We also have to ask ourselves if we really want openSUSE to be the most
stable. You can't have both the latest greatest bleeding edge technology and
rock solid stability.
Maybe it would be better to start by aligning expectations for openSUSE.
In my opinion openSUSE delivers a very healthy balance of up-to-date
technology and rather good stability. This is what I expect and I think that's
what _should_ be expected. You shouldn't expect a conservative, enterprise
grade product, with zero risk-taking and where the release is delayed for
months until it's just right etc.
When you accept the concept of openSUSE, the limitations in resources, and
that openSUSE is not highest priority for Novell, then you can start to
discuss how to make it better, realistically within these boundaries.
Some things AJ suggested are...
"IMHO the things the items where most help by everybody is needed are:
* early testing with good bugreports in bugzilla.novell.com
* help in bug triage so that the engineers can work on real bugs
* fixing bugs
AJs points are good, but maybe we should wonder how to facilitate these
things. For example it seems to me that development releases are often rushed
out the door in a horribly broken state, just to meet the roadmap - if alphas
are hardly installable, that's not conducive to early testing. Maybe spending
one extra day on alpha releases would lead to substantially more early
testing.
I agree with this, but I think we should look at things. The issues I see
with the 11.0 release is Wireless Network issues, KDE 4.0.X where from
what I see using 4.1.1 it would have been a lot better to have had it.

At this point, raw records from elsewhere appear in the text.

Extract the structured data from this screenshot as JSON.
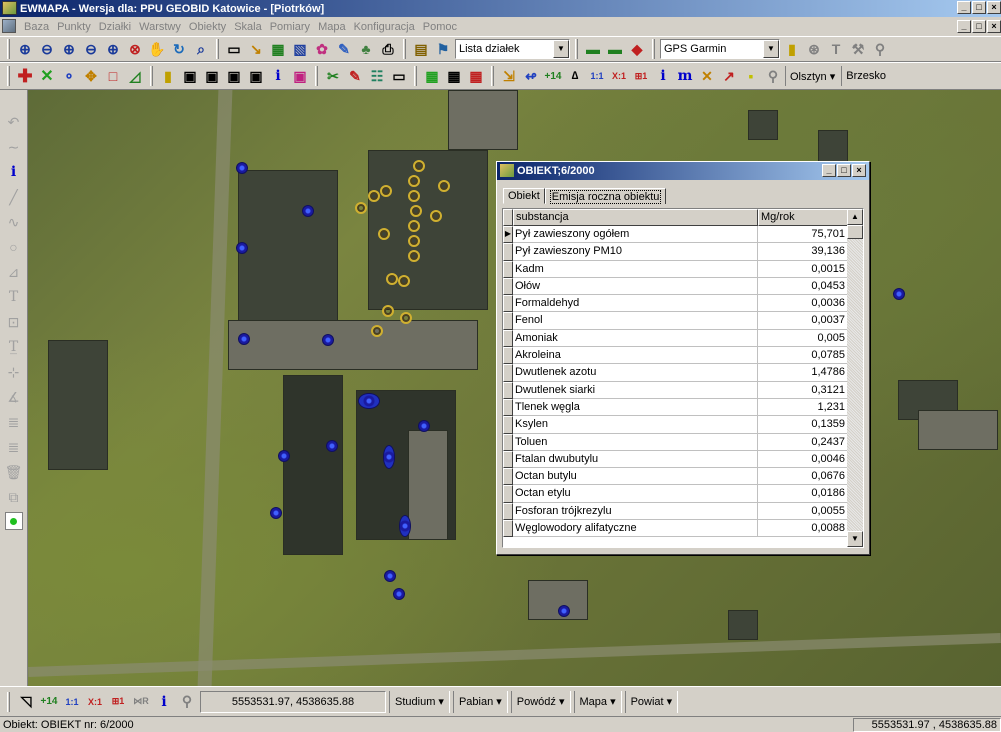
{
  "window": {
    "title": "EWMAPA - Wersja dla: PPU GEOBID Katowice - [Piotrków]",
    "minimize": "_",
    "maximize": "□",
    "close": "×"
  },
  "menu": [
    "Baza",
    "Punkty",
    "Działki",
    "Warstwy",
    "Obiekty",
    "Skala",
    "Pomiary",
    "Mapa",
    "Konfiguracja",
    "Pomoc"
  ],
  "toolbar1": {
    "lista_combo": "Lista działek",
    "gps_combo": "GPS Garmin"
  },
  "toolbar2": {
    "dropdown1": "Olsztyn ▾",
    "dropdown2": "Brzesko"
  },
  "left_tools": [
    "undo-icon",
    "redo-icon",
    "info-icon",
    "line-icon",
    "polyline-icon",
    "circle-icon",
    "measure-icon",
    "text-icon",
    "frame-icon",
    "text-edit-icon",
    "gap",
    "dim-icon",
    "angle-icon",
    "hatch-icon",
    "hatch2-icon",
    "trash-icon",
    "copy-icon",
    "point-icon"
  ],
  "dialog": {
    "title": "OBIEKT;6/2000",
    "tabs": [
      "Obiekt",
      "Emisja roczna obiektu"
    ],
    "columns": [
      "substancja",
      "Mg/rok"
    ],
    "rows": [
      {
        "name": "Pył zawieszony ogółem",
        "value": "75,701"
      },
      {
        "name": "Pył zawieszony PM10",
        "value": "39,136"
      },
      {
        "name": "Kadm",
        "value": "0,0015"
      },
      {
        "name": "Ołów",
        "value": "0,0453"
      },
      {
        "name": "Formaldehyd",
        "value": "0,0036"
      },
      {
        "name": "Fenol",
        "value": "0,0037"
      },
      {
        "name": "Amoniak",
        "value": "0,005"
      },
      {
        "name": "Akroleina",
        "value": "0,0785"
      },
      {
        "name": "Dwutlenek azotu",
        "value": "1,4786"
      },
      {
        "name": "Dwutlenek siarki",
        "value": "0,3121"
      },
      {
        "name": "Tlenek węgla",
        "value": "1,231"
      },
      {
        "name": "Ksylen",
        "value": "0,1359"
      },
      {
        "name": "Toluen",
        "value": "0,2437"
      },
      {
        "name": "Ftalan dwubutylu",
        "value": "0,0046"
      },
      {
        "name": "Octan butylu",
        "value": "0,0676"
      },
      {
        "name": "Octan etylu",
        "value": "0,0186"
      },
      {
        "name": "Fosforan trójkrezylu",
        "value": "0,0055"
      },
      {
        "name": "Węglowodory alifatyczne",
        "value": "0,0088"
      }
    ]
  },
  "bottom": {
    "coords": "5553531.97, 4538635.88",
    "studium": "Studium ▾",
    "pabian": "Pabian ▾",
    "powodz": "Powódź ▾",
    "mapa": "Mapa ▾",
    "powiat": "Powiat ▾"
  },
  "status": {
    "left": "Obiekt: OBIEKT   nr: 6/2000",
    "right": "5553531.97 , 4538635.88"
  }
}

Yes, many problems are created "by choice". At least I often have the feeling
when you look at the roadmap and the major new features of the next release,
you already pretty much know in advance, what will be the FAQs on IRC and
forums for the next 7-9 months.
When you hear "GNOME will use pulseaudio and switch to packagekit updater" or
"only KDE 4.0 will be available on livecd" or "we'll ship Firefox beta", you
know there will be problems, and no amount of testing or bug reporting,
however early, will prevent that - cuz the stuff is so immature upstream
that's it not feasible for openSUSE developers to make enough of a difference.
But how do you avoid this? By always being conservative? I don't think so,
that's what SLE, RHEL, CentOS or Debian are for. Delaying release for 2-4
months to fix bugs or wait for upstream to do it? Not realistic.
I think all you can do is work with the relevant teams and try to help them
make the right decisions on a case by case basis. Of course often times, these
types of decisions are a matter of being "damned if you do, and damned if you
don't".
Of course having a little bit of consistency across releases would help these
matters also. Hopefully our era of ever changing package management backends
and updater applets etc. is over, and we're moving into a period of less
zigzag and more incremental improvements holding a more steady course.